You know, the Trident is literally the most deadly weapon on this planet. There are 14 Trident nuclear submarines, with six at Kings Bay. That’s their homeport. Our factsheet says, among other things, that each of those submarines can carry 24 ballistic missiles. Each missile can carry up to eight 100-kiloton nuclear warheads — or about 30 times the explosive force of the Hiroshima bomb.

Most people have no idea. Honestly, I don’t think about it every day. I try to act humanly in the face of what I know, and emphasize the positive part of what I feel we’re called to do. I’m trusting that universal spirit is holding back Armageddon for us to get our stuff together.

Finally, after centuries of work by people of color, we have Black Lives Matter — finally, we have these awakenings. I feel like we’re on the cusp of something. My hope is that we start to weave in how nuclear weapons are connected. For me, they’re the billy club of the planet — the enforcement mechanism of white supremacy and global capitalism. They’re used, 24/7, to extract resources, labor, and life.

In my sentencing statement I called on Dr. King’s “Beyond Vietnam” speech, where he identifies the giant triplets of racism, militarism, and extreme materialism. I said I took a nonviolent disarmament action because the Trident is killing in my name. It doesn’t just kill if it’s launched, it kills every day.
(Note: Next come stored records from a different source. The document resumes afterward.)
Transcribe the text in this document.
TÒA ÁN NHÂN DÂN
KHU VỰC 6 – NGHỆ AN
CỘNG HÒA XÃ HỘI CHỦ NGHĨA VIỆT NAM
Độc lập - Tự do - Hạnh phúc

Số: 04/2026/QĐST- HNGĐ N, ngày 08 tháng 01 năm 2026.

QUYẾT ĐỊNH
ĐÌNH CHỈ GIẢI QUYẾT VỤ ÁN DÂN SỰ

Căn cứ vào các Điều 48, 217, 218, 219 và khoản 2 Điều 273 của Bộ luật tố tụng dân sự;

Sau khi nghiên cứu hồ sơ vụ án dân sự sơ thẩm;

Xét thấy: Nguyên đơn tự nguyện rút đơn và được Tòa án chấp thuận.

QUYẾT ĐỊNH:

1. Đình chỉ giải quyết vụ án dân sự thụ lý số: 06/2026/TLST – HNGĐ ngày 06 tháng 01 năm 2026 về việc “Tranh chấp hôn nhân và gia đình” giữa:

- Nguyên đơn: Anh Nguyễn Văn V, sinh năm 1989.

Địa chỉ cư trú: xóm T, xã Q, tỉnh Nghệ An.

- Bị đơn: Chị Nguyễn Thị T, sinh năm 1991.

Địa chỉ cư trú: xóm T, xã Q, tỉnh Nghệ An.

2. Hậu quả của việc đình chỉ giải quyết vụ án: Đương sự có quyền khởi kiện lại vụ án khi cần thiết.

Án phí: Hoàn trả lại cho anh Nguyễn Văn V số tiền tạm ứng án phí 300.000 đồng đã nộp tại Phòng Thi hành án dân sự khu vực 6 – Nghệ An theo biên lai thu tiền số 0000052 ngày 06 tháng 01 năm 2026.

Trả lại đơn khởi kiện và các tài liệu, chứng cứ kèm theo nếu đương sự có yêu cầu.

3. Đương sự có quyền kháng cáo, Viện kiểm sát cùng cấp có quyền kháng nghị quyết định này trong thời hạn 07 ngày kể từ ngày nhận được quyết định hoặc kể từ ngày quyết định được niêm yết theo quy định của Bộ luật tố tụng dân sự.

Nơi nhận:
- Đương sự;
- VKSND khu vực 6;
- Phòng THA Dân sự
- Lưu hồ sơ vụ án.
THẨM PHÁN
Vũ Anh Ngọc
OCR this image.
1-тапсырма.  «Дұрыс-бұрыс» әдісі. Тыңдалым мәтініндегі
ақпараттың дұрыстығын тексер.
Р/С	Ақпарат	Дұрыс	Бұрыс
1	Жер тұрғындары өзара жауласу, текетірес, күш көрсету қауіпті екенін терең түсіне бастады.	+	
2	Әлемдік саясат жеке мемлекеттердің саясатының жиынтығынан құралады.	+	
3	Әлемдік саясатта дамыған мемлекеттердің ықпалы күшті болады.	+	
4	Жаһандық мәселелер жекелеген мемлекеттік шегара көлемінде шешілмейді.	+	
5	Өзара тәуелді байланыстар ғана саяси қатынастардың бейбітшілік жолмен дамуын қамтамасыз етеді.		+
Indigenous people are some of the first victims — the mining, refining, testing, and dumping of radioactive material for nuclear weapons happens on Native Land…

I knew, even though the judge could get pissed off and give me more time, that I wasn’t just speaking to the judge. I got 12 months and a day. I just got the papers, I report on February 10. They’re still deciding where to send me. It’s crazy; I’m really scared of being in prison during COVID. But people can get stuck on, “Oh, poor you.”

Actually, it’s all of us. If you have any kind of privilege or power, use it because we’re on this cusp now. Listen to the voices of the Hibakusha, the survivors of the bombings of Hiroshima and Nagasaki. Learn how we’ve used nuclear weapons — what did that look like? What does it look like now?

Listen to the scientists who are telling us, “Hey, we have 100 seconds to midnight…” Then connect the dots to Indigenous people and people of color who have been on the frontlines of this violence daily.